Phobos will use a slightly modified SemVer. The major version will increment with each Phobos release that is tied to a compiler edition, the minor version will increment with the monthly compiler releases, and the patch version will be incremented on any out-of-band bugfix releases that occur.

Specific Issues

std.stdio

This module merges file I/O with formatting. Those should be split apart. File I/O should be done with ranges, and the formatting should work with any ranges.
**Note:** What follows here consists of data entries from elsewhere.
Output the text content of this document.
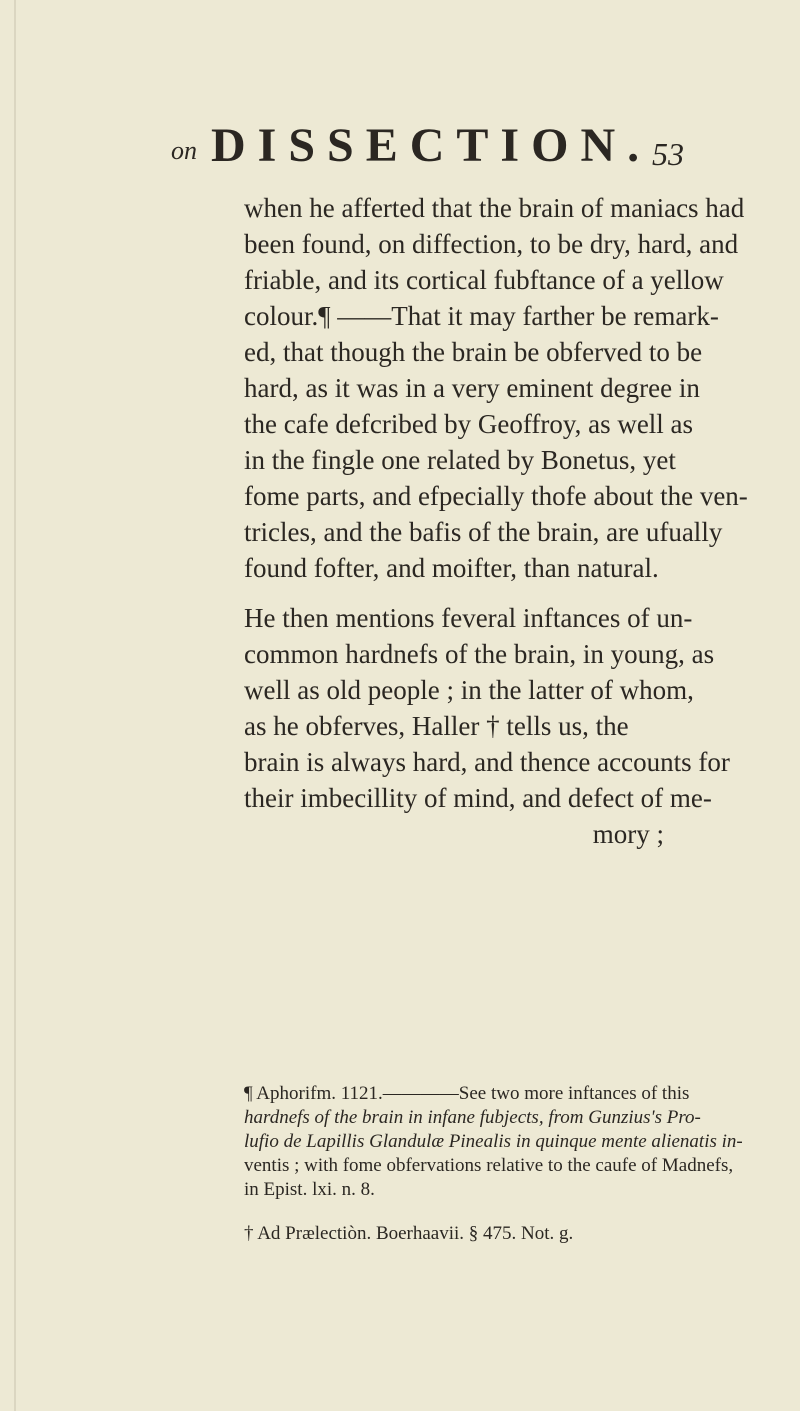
on DISSECTION. 53
when he afferted that the brain of maniacs had
been found, on diffection, to be dry, hard, and
friable, and its cortical fubftance of a yellow
colour.¶ ——That it may farther be remark-
ed, that though the brain be obferved to be
hard, as it was in a very eminent degree in
the cafe defcribed by Geoffroy, as well as
in the fingle one related by Bonetus, yet
fome parts, and efpecially thofe about the ven-
tricles, and the bafis of the brain, are ufually
found fofter, and moifter, than natural.
He then mentions feveral inftances of un-
common hardnefs of the brain, in young, as
well as old people ; in the latter of whom,
as he obferves, Haller † tells us, the
brain is always hard, and thence accounts for
their imbecillity of mind, and defect of me-
mory ;
¶ Aphorifm. 1121.————See two more inftances of this
hardnefs of the brain in infane fubjects, from Gunzius's Pro-
lufio de Lapillis Glandulæ Pinealis in quinque mente alienatis in-
ventis ; with fome obfervations relative to the caufe of Madnefs,
in Epist. lxi. n. 8.
† Ad Prælectiòn. Boerhaavii. § 475. Not. g.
stdin, stdout, and stderr match the stdin, stdout and stderr of core.stdc.stdio. This causes terrible confusion. Should be stdIn, stdOut, and stdErr.

std.stdio.File

Does way, way too much. It's incomprehensible. Should be redesigned using building blocks.

isXXXX templates

Are generally very hard to figure out what they do, such as isSomeChar. What the heck does that mean? The string ones are even worse.

Guidelines for Reviewers

Silence is Approval

One of the complaints the community has made about D in general and Phobos in particular is that many PRs go un-reviewed and are left to rot. Therefore, in Phobos 3, if you are listed as a reviewer on a PR and you do not respond to a within 24 hours to a pull request, your silence will be considered an approval. If the required reviewer is unavailable for any reason (ex: vacation, emergency, etc.), another reviewer can bypass them. Once they return they can provide comments and submit PR's to address any feedback on the PR's assigned to them that they missed.

Disagreement Without Providing a Fix or Alternative is Approval

Another major community complaint is that PR's are routinely abandoned because somebody disagrees with how the PR does something, or believes that it will cause a problem, causing the PR to stall out. While the reviewer may be correct, that cannot be sufficient reason to block a PR. The disagreeing reviewer must either provide a PR/patch to the primary PR or provide an alternative implementation in a new PR that addresses their concern. The disagreeing reviewer must ensure that their PR references the original PR. If no alternatives are provided, the PR will be merged and the disagreeing reviewer is welcome to base their future alternative implementation on the merged work.